Setiap akhir tahun ajaran, aku---seorang guru Bahasa Indonesia di sebuah SMP negeri---selalu memberikan tugas menulis karangan bertema "Pengalaman Liburan Sekolah." Sudah menjadi tradisi. Anak-anak menyambutnya dengan antusias. Bahkan, mereka kerap menyelipkan cerita-cerita lucu, seru, kadang pula yang ganjil, yang membuatku tergelak atau tertegun saat membacanya.
Aku pun, tanpa diminta, ikut membuat karangan. Entah sejak kapan kebiasaan itu kutekuni. Mungkin karena aku juga butuh ruang untuk bercerita. Untuk menyampaikan sesuatu kepada diri sendiri, yang tak sempat kusampaikan di ruang guru atau di antara obrolan santai kala jam kosong.
Libur panjang selalu menjadi momen yang kutunggu.
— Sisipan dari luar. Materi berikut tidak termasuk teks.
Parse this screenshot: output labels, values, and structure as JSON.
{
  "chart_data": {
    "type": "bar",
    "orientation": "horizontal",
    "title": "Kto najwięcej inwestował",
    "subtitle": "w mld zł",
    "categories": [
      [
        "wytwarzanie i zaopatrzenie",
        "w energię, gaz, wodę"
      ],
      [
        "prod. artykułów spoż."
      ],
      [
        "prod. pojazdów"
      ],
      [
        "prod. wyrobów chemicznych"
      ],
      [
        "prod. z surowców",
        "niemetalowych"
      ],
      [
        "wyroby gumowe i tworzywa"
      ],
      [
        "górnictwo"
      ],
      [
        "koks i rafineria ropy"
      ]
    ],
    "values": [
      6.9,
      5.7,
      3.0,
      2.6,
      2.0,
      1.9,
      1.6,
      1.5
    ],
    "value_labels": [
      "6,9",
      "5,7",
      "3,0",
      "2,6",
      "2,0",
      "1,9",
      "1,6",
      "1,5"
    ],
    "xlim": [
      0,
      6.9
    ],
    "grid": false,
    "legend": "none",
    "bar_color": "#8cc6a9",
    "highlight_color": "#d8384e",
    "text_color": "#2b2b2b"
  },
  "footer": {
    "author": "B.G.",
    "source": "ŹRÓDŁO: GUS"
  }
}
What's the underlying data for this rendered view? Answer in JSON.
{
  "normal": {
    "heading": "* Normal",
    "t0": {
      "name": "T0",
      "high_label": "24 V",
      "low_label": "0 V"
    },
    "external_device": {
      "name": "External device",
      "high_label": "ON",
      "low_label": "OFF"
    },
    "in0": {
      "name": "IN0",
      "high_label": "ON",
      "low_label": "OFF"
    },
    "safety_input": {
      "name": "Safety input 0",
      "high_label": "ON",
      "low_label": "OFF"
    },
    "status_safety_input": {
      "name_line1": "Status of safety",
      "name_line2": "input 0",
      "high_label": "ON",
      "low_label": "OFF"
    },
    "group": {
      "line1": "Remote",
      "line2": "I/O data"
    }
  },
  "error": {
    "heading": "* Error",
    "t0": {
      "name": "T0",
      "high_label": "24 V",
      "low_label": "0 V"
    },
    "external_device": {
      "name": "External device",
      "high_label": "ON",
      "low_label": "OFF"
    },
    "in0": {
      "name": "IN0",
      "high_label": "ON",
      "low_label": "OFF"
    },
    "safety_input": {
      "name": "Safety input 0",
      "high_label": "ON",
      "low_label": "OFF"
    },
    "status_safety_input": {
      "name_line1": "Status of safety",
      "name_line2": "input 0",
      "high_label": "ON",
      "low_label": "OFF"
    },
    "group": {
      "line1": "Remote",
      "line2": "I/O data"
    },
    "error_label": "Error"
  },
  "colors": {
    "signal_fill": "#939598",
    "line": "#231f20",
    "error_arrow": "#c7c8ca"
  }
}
Sama seperti rekan-rekanku. Satu minggu sebelum pembagian rapor, suasana di ruang guru terasa cerah. Wajah-wajah berseri-seri, seolah seluruh letih mengajar selama satu semester segera diganti dengan udara kampung halaman atau aroma laut dari destinasi wisata.
"Aku mau pulang kampung!" seru Bu Wati, guru IPA, saat aku tanyakan rencananya.
Aku mengangguk. "Aku juga."
Bukan ke tempat wisata, bukan ke luar negeri. Tapi pulang ke rumah masa kecil di Ciamis, tempat kenangan dan keluarga besar berkumpul. Tempat aroma daun pisang rebus dari dapur nenek masih terasa akrab di hidung.
Dan seperti biasa, perjalanan mudik tak selalu berjalan mulus.
Tahun itu, jalan tol macet bukan main. Mobil kami seperti kura-kura tersesat di hutan beton. Arus kendaraan seperti aliran sungai penuh sampah, tersumbat, mendidih oleh knalpot dan keluh kesah. Rasa gelisah menyusup pelan saat indikator bensin menurun, namun SPBU masih puluhan kilometer jauhnya. Di pinggir tol, orang-orang berjualan bensin eceran dalam botol plastik. Pemandangan aneh, tapi jadi penyelamat.
Di tengah kepenatan, putraku tiba-tiba berkata, "Pak, lihat berita ini!"